Location, Location, Location is Key! Once you have determined which crop you desire to yield, how much room each plant variety needs to grow, the difference in growth times and what amount of sunlight is required, you are ready to locate a spot that has a sufficient amount of openness and/or shade. If you are working with a relatively small space on a property, or an area that does not have many shade options, no fret, because there are workarounds that can be done that I will discuss shortly. Once you have located the ideal spot for your garden, you will then need to determine whether to go the route of planting traditional rows, or to utilize garden beds.
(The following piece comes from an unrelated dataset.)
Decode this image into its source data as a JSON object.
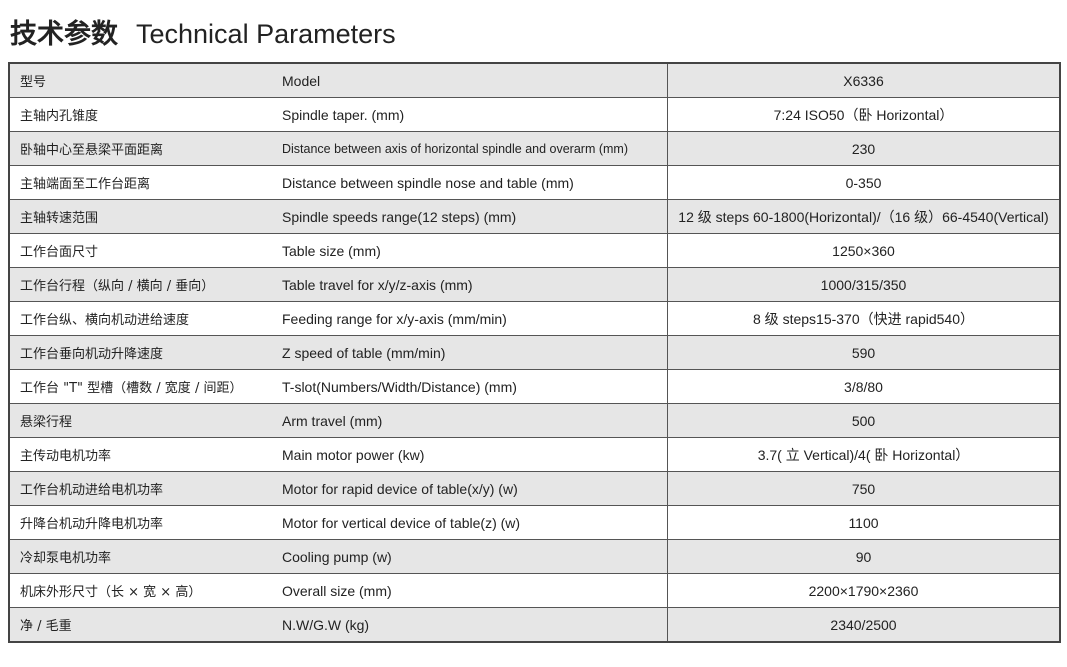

If you opted for the use of garden beds, but find yourself limited on your garden placement options, and discover that no matter where the garden setup is, it will have the sun completely beating down on it, then planting veggies companions will help. For instance, Flowering Vegetables like Tomatoes, Cucumbers, Peppers and Peas require full sunlight, while Root Vegetables like Onions, Carrots and Potatoes require several hours of sun, followed by several hours of shade, and more delicate crops like Herbs and Leafy Greens require mostly shade. You should plant all the full sun veggies together on one side, partial sun veggies in the center and full shade veggies on the opposite end. When dealing with a completely sun-exposed space, pay mind to note the suns exposure, position, and rotation on your property in that area. For example, if the sun is positioned at the hottest point of the day on the east of your garden area, you know to plant direct sunlight veggies in that region, and so on.

Corn being a full sun plant that reaches great heights and grows rapidly, would be a great option to use as a sun filter for those shaded veggies. Simply plant a sparse row of Corns around those shade requiring plants and let them do their magic.

If you are dealing with shade demanding fruits, using Mammoth Sunflowers instead would be the better option, that will also add a little botanical joy to your garden. Sunflowers will not only provide the much-needed shade, but also attract bees to ensure those flowering fruit are pollinated. Depending on the height of the garden beds you have chosen to use, whether Corn or Sunflower, the stalks can initially take 2 weeks or so to grow tall enough to tower over the select garden beds, so provisionally placing a lightweight dark-colored mosquito net over the box will filter out the sun up to 40%. Remember, the darker the netting, the higher the sun filtration will be.